I want to be able to ask the question ‘Who do we know in common?’, in short. A useful question, but one that can take quite a while to answer using the web site. I asked the lazy twitterverse if there was already an app for this, but my twitterverse is too small to get an answer. So, I wrote my own script. I don’t have any handy web space to run this from, so you’ll have to grab it and run it yourself. You will need to install the twitter4r gem first:

sudo gem install twitter4r

Then paste the following code into a Ruby file, and run.

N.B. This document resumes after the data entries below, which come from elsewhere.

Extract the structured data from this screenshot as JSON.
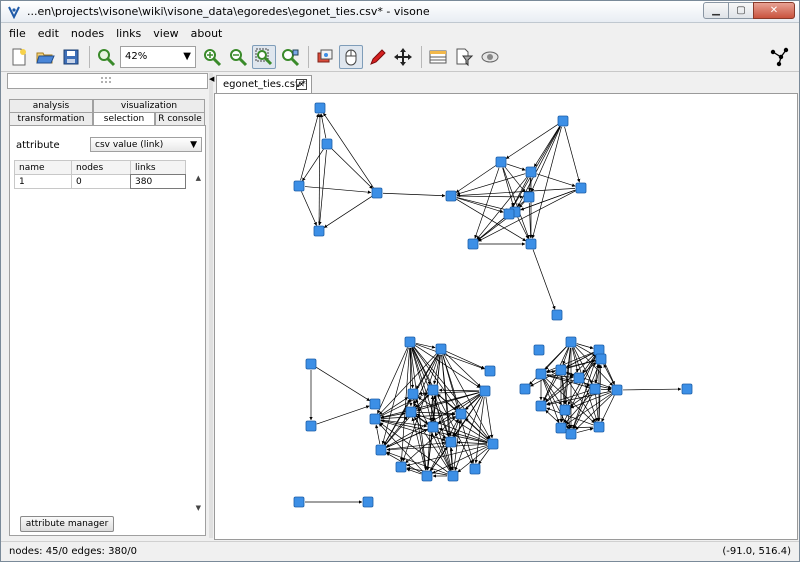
{
  "window": {
    "title": "...en\\projects\\visone\\wiki\\visone_data\\egoredes\\egonet_ties.csv* - visone"
  },
  "menu": [
    "file",
    "edit",
    "nodes",
    "links",
    "view",
    "about"
  ],
  "toolbar": {
    "zoom_value": "42%"
  },
  "left_panel": {
    "tabs_row1": [
      "analysis",
      "visualization"
    ],
    "tabs_row2": [
      "transformation",
      "selection",
      "R console"
    ],
    "active_tab": "selection",
    "attribute_label": "attribute",
    "attribute_value": "csv value (link)",
    "table": {
      "headers": [
        "name",
        "nodes",
        "links"
      ],
      "rows": [
        [
          "1",
          "0",
          "380"
        ]
      ]
    },
    "attribute_manager_label": "attribute manager"
  },
  "document": {
    "tab_label": "egonet_ties.csv*"
  },
  "status": {
    "left": "nodes: 45/0  edges: 380/0",
    "right": "(-91.0, 516.4)"
  },
  "colors": {
    "node": "#3c8fe6",
    "edge": "#000000"
  }
}
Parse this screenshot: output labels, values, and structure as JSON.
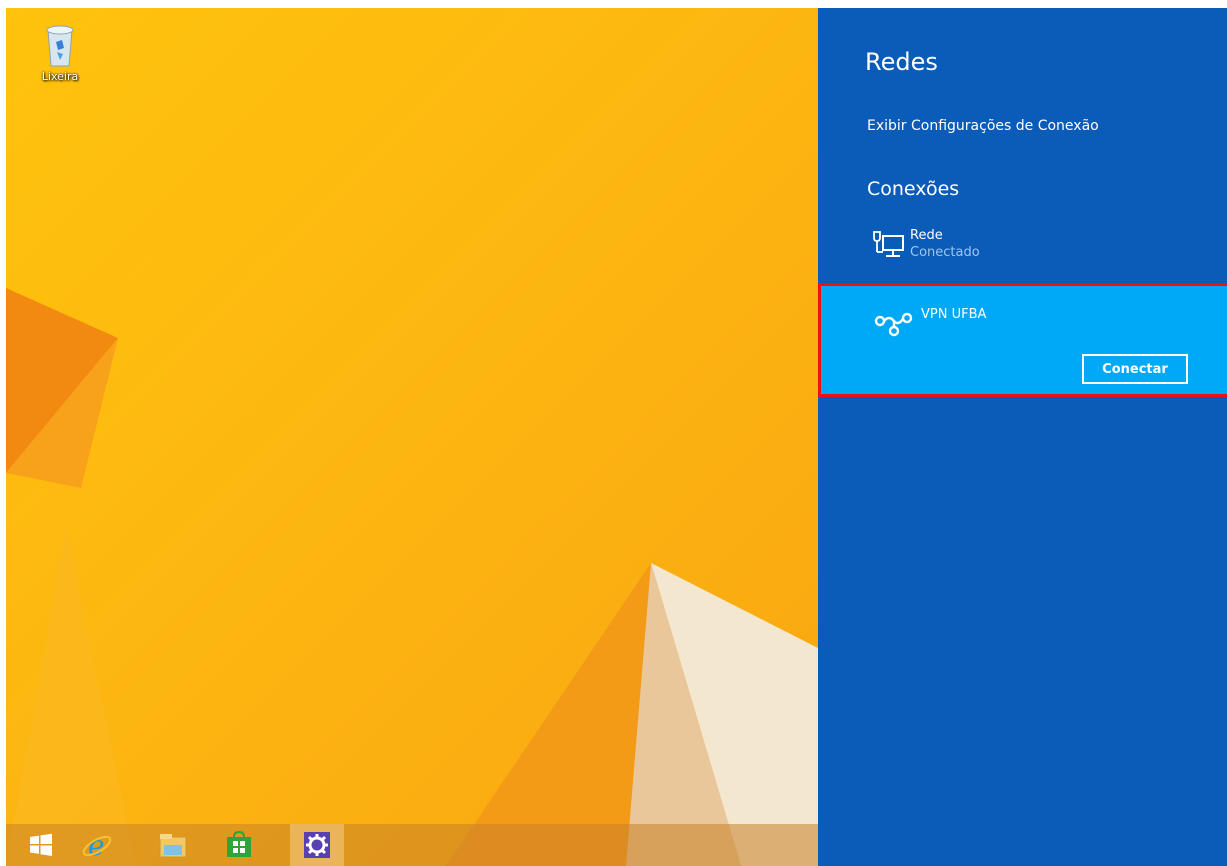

It takes two parameters, the names of the two users for who you want to find common ground.

require 'rubygems'
require 'open-uri'
require 'rexml/document'
require 'twitter'

class Twitter::User

  def all_friends
    users = friends.map { |f| f.screen_name }
    # If there's more than one page of users, we've already got the
    # first one
    page = 2
    found_users = friends.length
    while found_users >= 100
      found_users = 0
      open("http://twitter.com/statuses/friends/#{screen_name}.xml?page=#{page}") do |f|
        users_doc = REXML::Document.new(f.readlines.join(''))
        users_doc.elements.each('/users/user/screen_name') do |friend_name|
          users << friend_name.text
          found_users += 1
        end
      end
      page += 1
    end
    users
  end

end

def in_common(my_friends, other_friends)
  my_friends.select { |m_n| m_n if other_friends.member? m_n }
end

def main(me, other)
  c = Twitter::Client.new
  me_friends = c.user(me).all_friends
  other_friends = c.user(other).all_friends
  in_common(me_friends, other_friends).each do |f|
    puts "  #{f}"
  end
end

main(ARGV.shift, ARGV.shift)

Enjoy, and please let me know how it works out for you, or if you make any changes. And by the way, this is why RESTful APIs rock.